[Python-Dev] PEP 11: Dropping support for ten year old systems

"Martin v. Löwis" martin at v.loewis.de
Mon Dec 6 10:18:30 CET 2010


> EOL dates of prominent Linux distribution :

I think I would need more information than that. Nick's proposal was
more specific: when does the vendor stop producing patches? This is
a clear criterion, and one that I support.

> RHEL:
> https://access.redhat.com/support/policy/updates/errata/

My interpretation: Python support until end of production phase 3 (7 years).

> Ubuntu:
> http://en.wikipedia.org/wiki/List_of_Ubuntu_releases#Version_timeline
> (http://www.ubuntu.com/products/ubuntu/release-cycle seems to be down)
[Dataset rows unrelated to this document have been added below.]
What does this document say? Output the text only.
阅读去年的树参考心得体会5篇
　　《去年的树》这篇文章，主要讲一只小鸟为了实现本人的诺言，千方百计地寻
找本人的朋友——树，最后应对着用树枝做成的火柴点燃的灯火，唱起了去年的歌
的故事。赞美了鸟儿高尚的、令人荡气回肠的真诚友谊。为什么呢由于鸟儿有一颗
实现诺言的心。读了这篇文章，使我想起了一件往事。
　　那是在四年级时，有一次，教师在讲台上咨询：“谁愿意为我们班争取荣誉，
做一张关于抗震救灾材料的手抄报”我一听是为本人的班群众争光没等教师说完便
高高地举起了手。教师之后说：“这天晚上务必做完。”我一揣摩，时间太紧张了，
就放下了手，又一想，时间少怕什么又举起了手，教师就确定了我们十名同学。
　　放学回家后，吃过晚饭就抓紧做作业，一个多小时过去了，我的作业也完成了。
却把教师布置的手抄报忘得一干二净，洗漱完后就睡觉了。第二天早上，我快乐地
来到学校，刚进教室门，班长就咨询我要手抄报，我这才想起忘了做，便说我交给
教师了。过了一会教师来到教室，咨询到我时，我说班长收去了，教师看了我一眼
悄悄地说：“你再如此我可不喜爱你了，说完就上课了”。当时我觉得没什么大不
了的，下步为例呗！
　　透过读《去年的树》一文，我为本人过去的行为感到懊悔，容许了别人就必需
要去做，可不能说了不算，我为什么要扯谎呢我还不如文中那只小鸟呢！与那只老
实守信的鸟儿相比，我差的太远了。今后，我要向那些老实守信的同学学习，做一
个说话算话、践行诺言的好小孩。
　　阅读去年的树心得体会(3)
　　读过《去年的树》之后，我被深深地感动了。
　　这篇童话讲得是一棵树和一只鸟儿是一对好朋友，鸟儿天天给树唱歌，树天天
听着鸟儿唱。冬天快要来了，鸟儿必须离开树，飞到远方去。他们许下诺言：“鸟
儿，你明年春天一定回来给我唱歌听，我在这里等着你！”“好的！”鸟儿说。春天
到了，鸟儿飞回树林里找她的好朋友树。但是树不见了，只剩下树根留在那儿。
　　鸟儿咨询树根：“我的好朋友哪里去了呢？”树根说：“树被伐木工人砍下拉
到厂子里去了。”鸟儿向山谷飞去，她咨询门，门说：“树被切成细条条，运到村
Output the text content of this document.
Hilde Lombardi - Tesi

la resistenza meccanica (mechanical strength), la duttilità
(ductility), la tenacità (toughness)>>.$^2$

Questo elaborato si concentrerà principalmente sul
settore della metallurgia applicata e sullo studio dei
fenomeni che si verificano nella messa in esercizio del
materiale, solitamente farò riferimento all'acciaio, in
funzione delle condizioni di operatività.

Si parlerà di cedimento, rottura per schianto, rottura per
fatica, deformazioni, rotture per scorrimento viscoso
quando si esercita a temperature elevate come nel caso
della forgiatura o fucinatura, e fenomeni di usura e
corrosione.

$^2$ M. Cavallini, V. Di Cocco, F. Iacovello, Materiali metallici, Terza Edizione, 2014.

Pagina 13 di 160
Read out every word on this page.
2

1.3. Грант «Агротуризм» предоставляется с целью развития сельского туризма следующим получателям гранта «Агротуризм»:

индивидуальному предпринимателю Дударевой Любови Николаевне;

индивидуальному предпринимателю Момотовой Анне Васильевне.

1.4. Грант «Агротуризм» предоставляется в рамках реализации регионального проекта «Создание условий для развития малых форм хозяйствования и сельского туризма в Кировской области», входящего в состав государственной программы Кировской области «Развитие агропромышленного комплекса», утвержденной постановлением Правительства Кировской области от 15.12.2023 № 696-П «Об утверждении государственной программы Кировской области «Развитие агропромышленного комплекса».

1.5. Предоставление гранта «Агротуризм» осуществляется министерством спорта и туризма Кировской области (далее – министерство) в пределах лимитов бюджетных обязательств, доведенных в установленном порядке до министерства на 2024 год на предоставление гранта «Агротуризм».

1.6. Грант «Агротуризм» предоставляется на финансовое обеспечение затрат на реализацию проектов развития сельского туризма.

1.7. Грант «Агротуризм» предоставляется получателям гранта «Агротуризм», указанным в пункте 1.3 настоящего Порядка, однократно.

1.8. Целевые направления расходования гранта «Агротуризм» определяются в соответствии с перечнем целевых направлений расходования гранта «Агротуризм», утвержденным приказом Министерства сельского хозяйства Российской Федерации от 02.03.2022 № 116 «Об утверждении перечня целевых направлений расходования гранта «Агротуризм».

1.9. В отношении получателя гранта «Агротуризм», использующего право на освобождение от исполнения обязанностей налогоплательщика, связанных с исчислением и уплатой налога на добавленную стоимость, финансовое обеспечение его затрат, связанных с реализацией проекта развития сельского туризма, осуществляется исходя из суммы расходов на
I'd prefer something more official than Wikipedia, though.

> SuSe
> http://support.novell.com/lifecycle/

My interpretation: Python support until end of Extended support phase
(7 years).

So by this policy, RHEL and SuSE users would be off worse than with
my original proposal (10 years).

> Considering the nature of the Fedora project, dropping unsupported fedora 
> distributions may or may not be helpful for Pyhton and it's users.

Again, for Linux, I think the issue is somewhat less critical: in terms
of portability and ABI stability, it seems like they manage best (i.e.
we have least version-dependent code for Linux in Python, probably
because a "Linux version" doesn't exist in the first place, so
distributions must provide source and binary compatibility even
across vendors, making such support across versions more easy).

> Also, it is not clear what to do about distributions/OSs 
> without any official EOL or life cycles.

Here my proposal stands: 10 years, by default.